Helen Dalrymple
Teacher and amateur botanist (1883-1943)
“Miss Dalrymple is one of the most interesting companions in a country walk,” wrote the Otago Girls’ High School magazine upon the occasion of Helen Dalrymple’s retirement: “for at every step she finds something thrilling to investigate and it is almost impossible to escape the infection of her enthusiasm.”1
Helen Dalrymple taught at the school from 1913-1938, and during that time inspired future notable New Zealand botanists such as Ella Orr Campbell, kept the Dunedin Naturalists’ Field Club going when it otherwise would have faltered, wrote books on orchid and fungus hunting in Otago, and gave the first recorded reference of a new species of orchid. This was Drymoanthus flavus, which she described in her 1937 book Orchid hunting in Otago. When they found it a yard or two away from their group of school-girl campers while boiling the billy, she wrote the plant looked like "little green rosettes on the bare pinkish totara tree bark".2
References:
1. ‘NZBotSoc No 65 Sept 2001’, accessed 25 August 2017, http://www.nzbotanicalsociety.org.nz/newsletter/NZBotSoc-2001-65.pdf.

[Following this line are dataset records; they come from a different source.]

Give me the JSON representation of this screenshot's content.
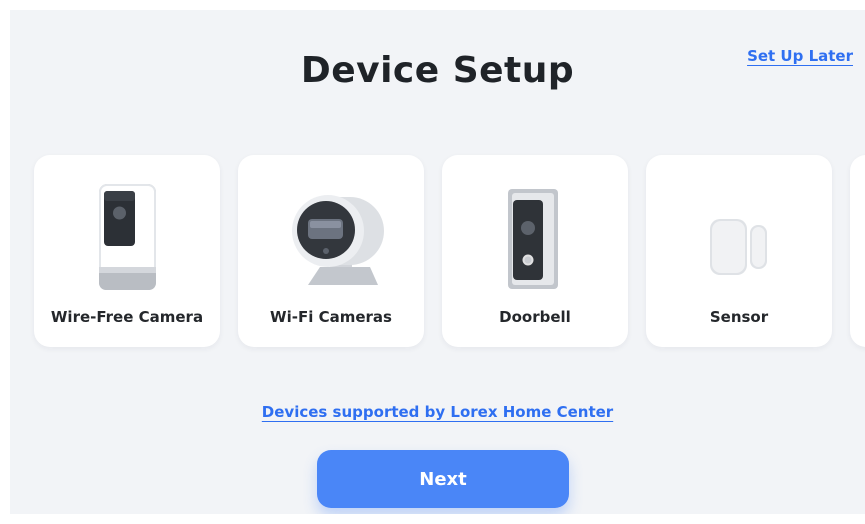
{
  "header": {
    "title": "Device Setup",
    "set_up_later": "Set Up Later"
  },
  "devices": [
    {
      "label": "Wire-Free Camera",
      "icon": "wire-free-camera-icon"
    },
    {
      "label": "Wi-Fi Cameras",
      "icon": "wifi-camera-icon"
    },
    {
      "label": "Doorbell",
      "icon": "doorbell-icon"
    },
    {
      "label": "Sensor",
      "icon": "sensor-icon"
    }
  ],
  "footer": {
    "supported_link": "Devices supported by Lorex Home Center",
    "next_label": "Next"
  },
  "colors": {
    "accent": "#4a86f7",
    "link": "#2f6ff1",
    "background": "#f2f4f7"
  }
}
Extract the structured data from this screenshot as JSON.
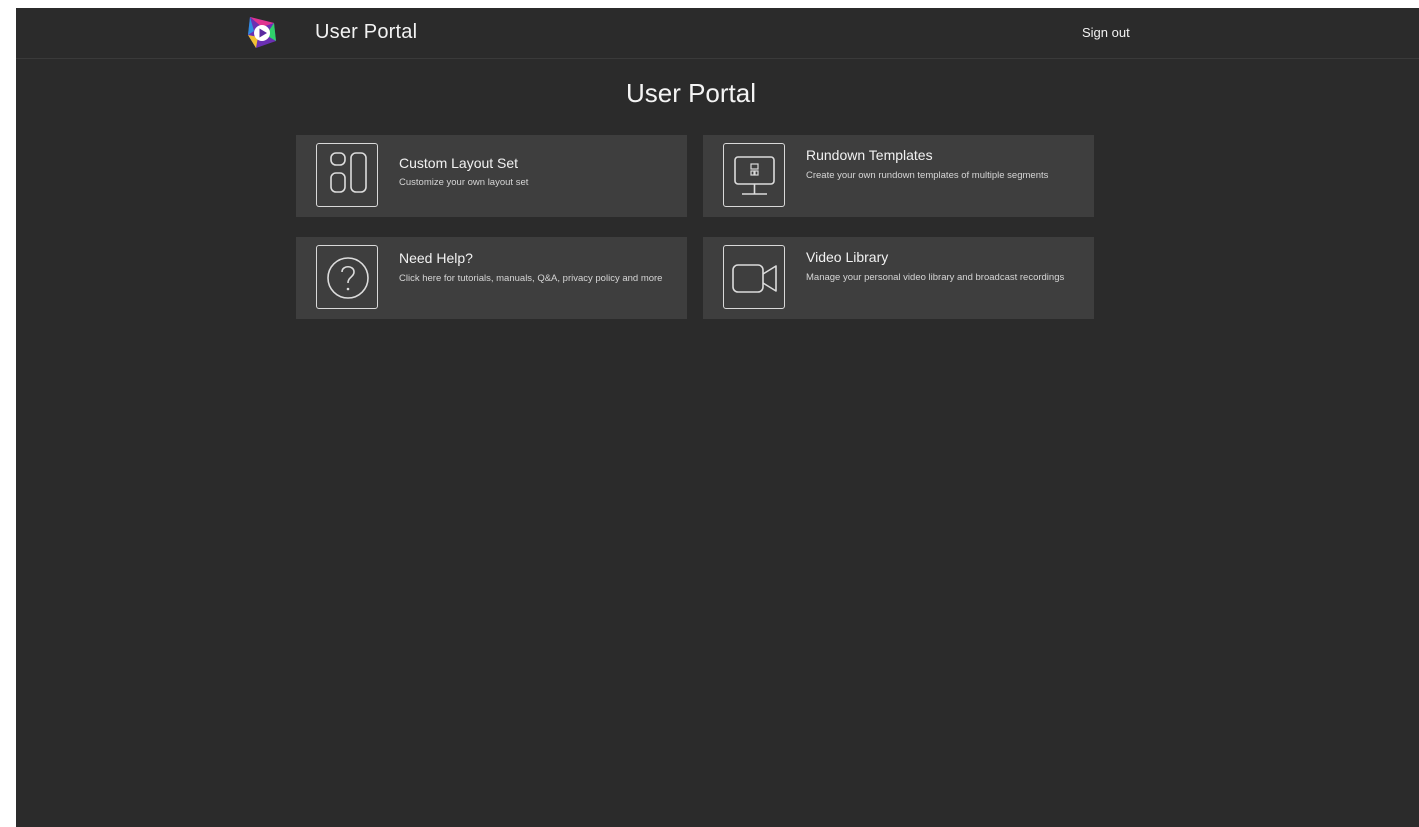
{
  "header": {
    "app_title": "User Portal",
    "sign_out_label": "Sign out",
    "logo_icon": "play-logo-icon"
  },
  "main": {
    "title": "User Portal",
    "cards": [
      {
        "title": "Custom Layout Set",
        "description": "Customize your own layout set",
        "icon": "layout-icon"
      },
      {
        "title": "Rundown Templates",
        "description": "Create your own rundown templates of multiple segments",
        "icon": "monitor-icon"
      },
      {
        "title": "Need Help?",
        "description": "Click here for tutorials, manuals, Q&A, privacy policy and more",
        "icon": "help-icon"
      },
      {
        "title": "Video Library",
        "description": "Manage your personal video library and broadcast recordings",
        "icon": "video-camera-icon"
      }
    ]
  },
  "colors": {
    "background": "#2b2b2b",
    "card": "#3e3e3e",
    "text": "#f2f2f2"
  }
}
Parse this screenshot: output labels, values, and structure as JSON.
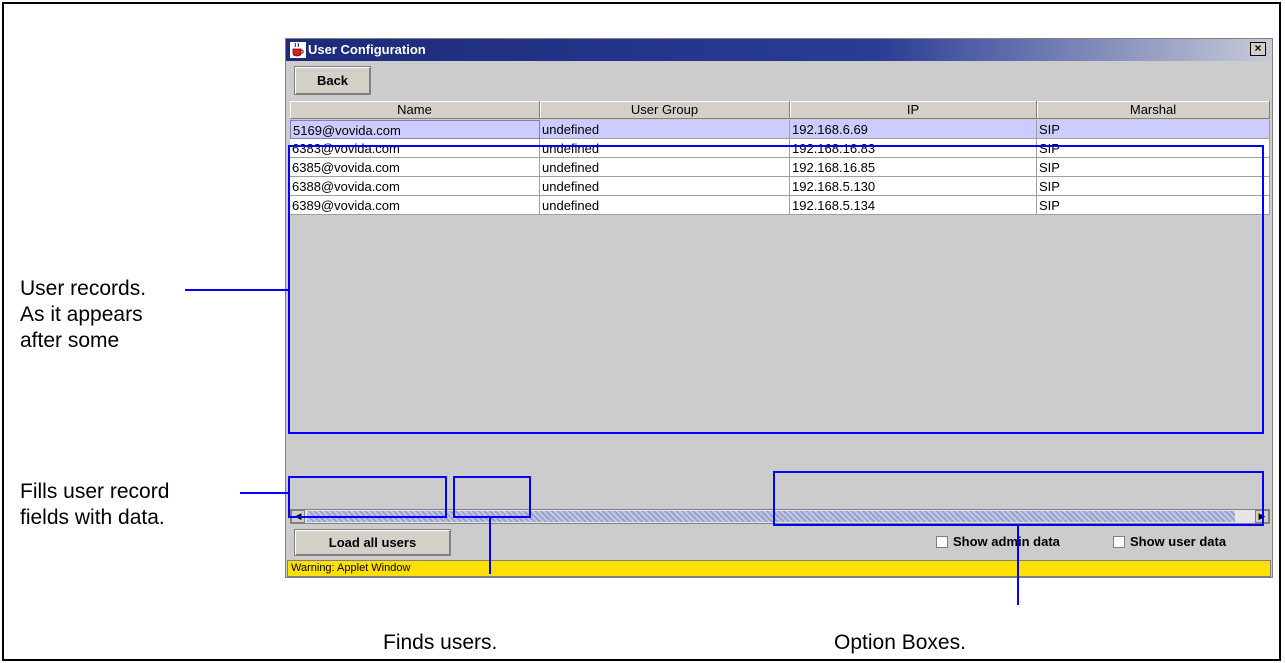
{
  "window": {
    "title": "User Configuration",
    "close_glyph": "×",
    "back_label": "Back",
    "load_all_label": "Load all users",
    "show_admin_label": "Show admin data",
    "show_admin_checked": false,
    "show_user_label": "Show user data",
    "show_user_checked": false,
    "warning": "Warning: Applet Window"
  },
  "table": {
    "columns": [
      "Name",
      "User Group",
      "IP",
      "Marshal"
    ],
    "rows": [
      [
        "5169@vovida.com",
        "undefined",
        "192.168.6.69",
        "SIP"
      ],
      [
        "6383@vovida.com",
        "undefined",
        "192.168.16.83",
        "SIP"
      ],
      [
        "6385@vovida.com",
        "undefined",
        "192.168.16.85",
        "SIP"
      ],
      [
        "6388@vovida.com",
        "undefined",
        "192.168.5.130",
        "SIP"
      ],
      [
        "6389@vovida.com",
        "undefined",
        "192.168.5.134",
        "SIP"
      ]
    ],
    "selected_row": 0
  },
  "annotations": {
    "records_line1": "User records.",
    "records_line2": "As it appears",
    "records_line3": "after some",
    "fills_line1": "Fills user record",
    "fills_line2": "fields with data.",
    "finds": "Finds users.",
    "options": "Option Boxes."
  },
  "colors": {
    "highlight": "#0000ff",
    "selected_row": "#ccccff",
    "warning_bar": "#ffe000"
  }
}
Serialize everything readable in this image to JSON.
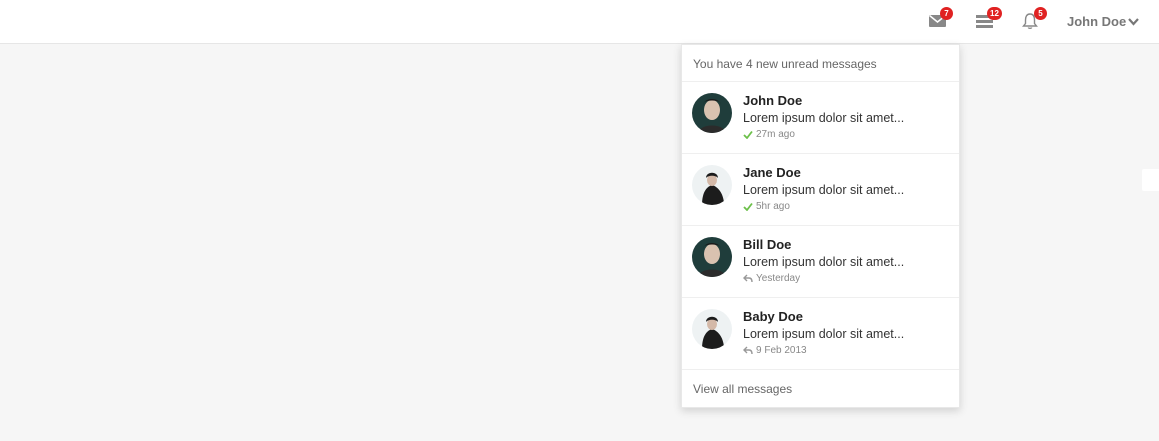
{
  "topbar": {
    "icons": [
      {
        "name": "envelope-icon",
        "badge": "7"
      },
      {
        "name": "tasks-icon",
        "badge": "12"
      },
      {
        "name": "bell-icon",
        "badge": "5"
      }
    ],
    "user_name": "John Doe",
    "badge_color": "#e02222"
  },
  "messages_dropdown": {
    "header": "You have 4 new unread messages",
    "items": [
      {
        "name": "John Doe",
        "text": "Lorem ipsum dolor sit amet...",
        "time": "27m ago",
        "status": "check-icon",
        "avatar": "male"
      },
      {
        "name": "Jane Doe",
        "text": "Lorem ipsum dolor sit amet...",
        "time": "5hr ago",
        "status": "check-icon",
        "avatar": "female"
      },
      {
        "name": "Bill Doe",
        "text": "Lorem ipsum dolor sit amet...",
        "time": "Yesterday",
        "status": "reply-icon",
        "avatar": "male"
      },
      {
        "name": "Baby Doe",
        "text": "Lorem ipsum dolor sit amet...",
        "time": "9 Feb 2013",
        "status": "reply-icon",
        "avatar": "female"
      }
    ],
    "footer": "View all messages",
    "check_color": "#6cc04a"
  }
}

2. B. P. J. Molloy and I.M. St George, ‘A New Species of Drymoanthus (Orchidaceae) from New Zealand, and Typification of D. Adversus’, New Zealand Journal of Botany 32, no. 4 (1994): 415–21.
This profile is part of the series 150 Women in 150 Words that celebrates women’s contributions to expanding knowledge in New Zealand, running as part of our 150th Anniversary.